The current system has taken care of what it set out to do. In 2001, the Mariners won 116 games, while the Athletics won 102. If not for the wild card, that impressive A's team would have missed the playoffs. In 1997, the Yankees had 96 wins, 2nd best in the American League, but they needed the wild card because Baltimore had 98 (the other division winners had 86 and 90 wins).
Let's look at that 1997 season in the context of the news we have heard of late, that Bud Selig is considering expanding the playoffs to 5 teams per league. The only ideas I've heard are these: 3 division winners, 2 wild cards (of the 2 best 2nd place teams), and a one game playoff between those 2 wild cards to determine the 4th spot, or: the same, except a 3 game playoff instead of just 1. Let's imagine this rule was in place in 1997. The 3 division winners in the AL would be Baltimore, Cleveland, and Seattle. The Yankees won 96 games, so they would be 1 wild card spot. The Anaheim Angels won 84 games, so they would be the 2nd wild card spot. Now the 96 win Yankees would have to face the 84 win Angels in a 1 game playoff to decide which gets to go on. Does that sound fair to you? We know that anything can happen in 1 game in baseball. That's why it's completely ridiculous to make a team with a 12 game advantage over another face elimination like that. I know one argument for this format is that it would make the division race meaningful. Baltimore and New York would be fighting to win the division so they wouldn't be that unfortunate wild card team. But no matter how hard each team fought to win the division, there's still a loser. One of those great teams is gonna have to face the barely above .500 Angels. The A's of 2001 would have had to face the 85 win Twins, a team 17 games back of them. In 2002, the eventual pennant winning wild card Giants would have had to face an Astros team that was 11 games back of them.

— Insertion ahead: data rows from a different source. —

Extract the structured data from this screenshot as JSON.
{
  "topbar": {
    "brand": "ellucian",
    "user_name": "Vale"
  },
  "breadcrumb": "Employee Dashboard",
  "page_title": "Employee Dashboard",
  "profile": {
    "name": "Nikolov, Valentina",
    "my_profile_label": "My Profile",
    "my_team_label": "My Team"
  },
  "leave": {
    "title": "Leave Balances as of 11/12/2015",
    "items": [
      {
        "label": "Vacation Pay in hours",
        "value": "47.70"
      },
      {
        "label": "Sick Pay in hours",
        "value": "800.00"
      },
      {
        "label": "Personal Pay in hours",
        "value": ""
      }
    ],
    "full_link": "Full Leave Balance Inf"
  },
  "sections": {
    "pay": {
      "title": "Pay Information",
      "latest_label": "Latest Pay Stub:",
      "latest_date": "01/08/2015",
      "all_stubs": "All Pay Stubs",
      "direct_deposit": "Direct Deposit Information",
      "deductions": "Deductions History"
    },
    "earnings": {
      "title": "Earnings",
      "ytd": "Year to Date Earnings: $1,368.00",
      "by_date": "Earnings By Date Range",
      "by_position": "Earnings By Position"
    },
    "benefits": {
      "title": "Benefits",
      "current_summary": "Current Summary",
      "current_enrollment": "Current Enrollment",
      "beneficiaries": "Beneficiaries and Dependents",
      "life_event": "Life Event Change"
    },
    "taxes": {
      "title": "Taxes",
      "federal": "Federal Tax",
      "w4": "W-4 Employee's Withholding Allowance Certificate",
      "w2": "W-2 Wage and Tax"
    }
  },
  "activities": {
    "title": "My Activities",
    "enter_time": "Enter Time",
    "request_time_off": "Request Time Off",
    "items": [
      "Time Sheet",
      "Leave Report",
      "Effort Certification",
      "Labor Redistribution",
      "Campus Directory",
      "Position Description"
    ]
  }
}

These are the extreme examples. Many years the theoretical 2nd wild card team was only 1 or 2 games behind the actual wild card winner. But the last 5 seasons in the AL, the wild card team has been 5, 6, 6, 8, and 6 games ahead of the theoretical 2nd. That's a pretty significant gap. The average gap for the AL during the wild card era is 6 games. For the NL it is 3.
The 1 game playoff is a nightmare. A 3 game series is not as bad, but I still hate it.
The reasons MLB would want to do this? Monetary, to be sure, although I question how much could really be gained from 1 more day of baseball. I understand the reality of baseball as a business (although I refuse to say that's all it is) but I'm confused by the people outside of MLB who argue for this expansion on the basis of "bringing in the casual fan" or "single game events like the NFL" as if that should be the concern of any lover of the game. I know it isn't for me. The single game event is nice when it occurs at the end of a season because 2 teams are tied. What makes Game 163 or Game 7 of a playoff series special is that they come after so much; it loses all of that when it is a planned event that both teams will see coming weeks away probably (it would be a blessing for one and a nuisance or worse for the other) . Manufactured drama is the last thing a sport as powerful as baseball needs.
I keep calling it playoff expansion. But this really isn't expanding the playoffs. A 1 game playoff is a little novelty game, a dumbshow before the real play, exactly what it's unfortunate and misguided proponents want from it (to attract the casual fan). Which makes the consequences (a great team is eliminated by a mediocre one) of such an ill advised, absurd game all the more unjust. Real expansion of the playoffs would be adding another round and giving the 2 best division winners a bye and having 6 teams from each league, which I don't like either because that's too many teams. Baseball used to be 2 leagues, 2 pennant winners, and a World Series between them. Sometimes the teams cared more about winning the pennant than winning the World Series. Then the 2 division system was introduced, with 2 playoff teams per league. Then the 3 divisions and the wild card. 8 total playoff teams doesn't feel like a lot, with the NBA allowing more than half the league into the postseason. I think baseball has reached that balance between knowing we are watching (most of the time) the best teams play for the trophy, while also enjoying the randomness and suspense that a playoff atmosphere brings.